The Jewish National & University Library in Jerusalem has put on public display (for the first time) a collection of Isaac Newton's manuscripts on religion, including his calculations of the date of the end of the world and the dimensions of the temple at Jerusalem, the AP notes.
A web version of the exhibit, with digital copies of the manuscripts, is here.
The collection was purchased by scholar/collector Abraham Shalom Yahuda at Sotheby's in 1936, and was donated by him at his death to the state of Israel in 1951. The national library took possession of the materials in 1969, but they have never been displayed until now.
"Yemima Ben-Menahem, one of the exhibit's curators, said the papers show Newton's conviction that important knowledge was hiding in ancient texts. 'He believed there was wisdom in the world that got lost. He thought it was coded, and that by studying things like the dimensions of the temple, he could decode it,' she said.
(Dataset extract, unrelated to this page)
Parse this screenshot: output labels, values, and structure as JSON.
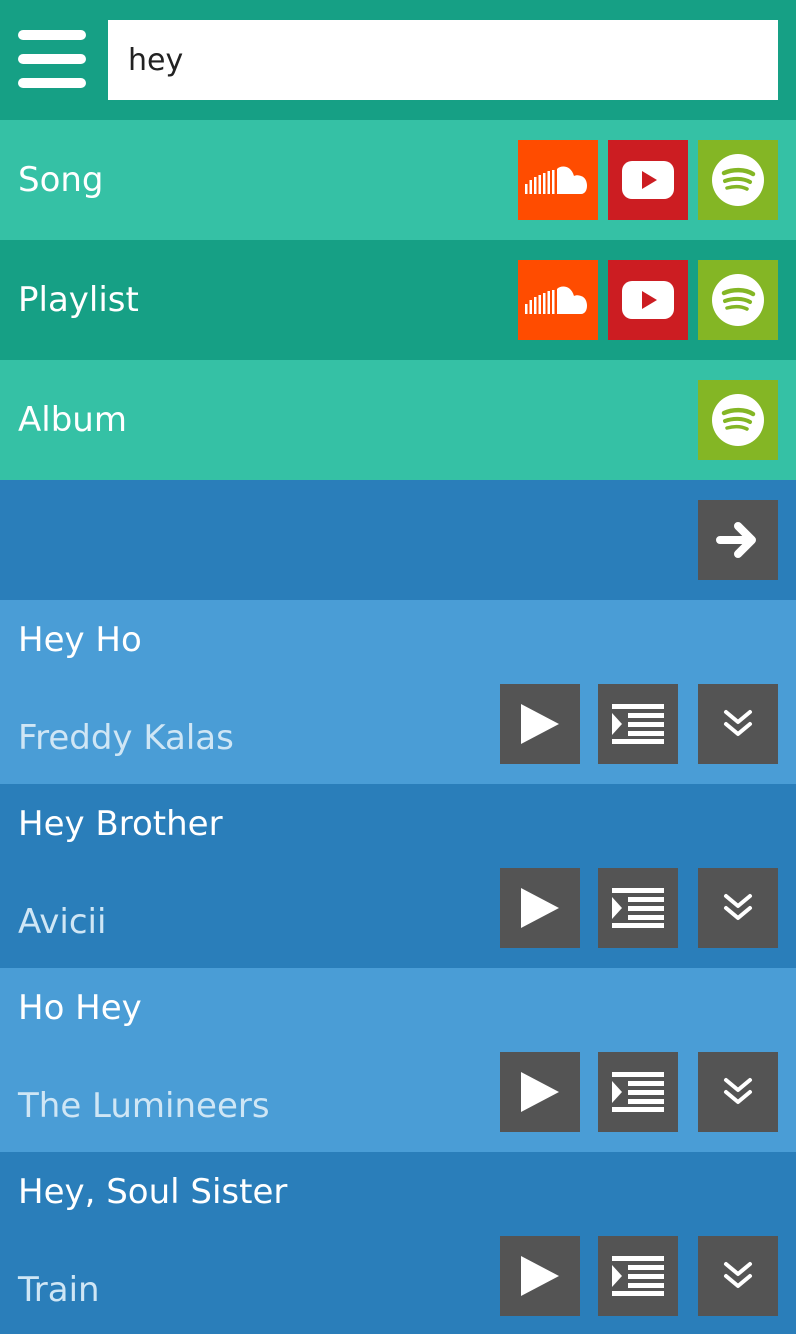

The Newton papers, Ben-Menahem said, also complicate the idea that science is diametrically opposed to religion. 'These documents show a scientist guided by religious fervor, by a desire to see God's actions in the world.'"
Incidentally, Newton's study of the Book of Daniel in an attempt to determine the time of the apocalypse led to his conclusion that the world will not end before 2060. "It may end later, but I see no reason for its ending sooner. This I mention not to assert when the time of the end shall be, but to put a stop to the rash conjectures of fanciful men who are frequently predicting the time of the end, and by doing so bring the sacred prophesies into discredit as often as their predictions fail."
Also included in the exhibit is a 1940 letter from Albert Einstein to Yahuda about the Newton papers. He writes in part: "While the process by which Newton’s writings about the physical world evolved must remain hidden, as Newton apparently destroyed the preliminary versions, in the realm of his biblical work, which is still mostly unpublished, we have a variety of sketches and ongoing changes that give us a most interesting look into the mental laboratory of this unique thinker."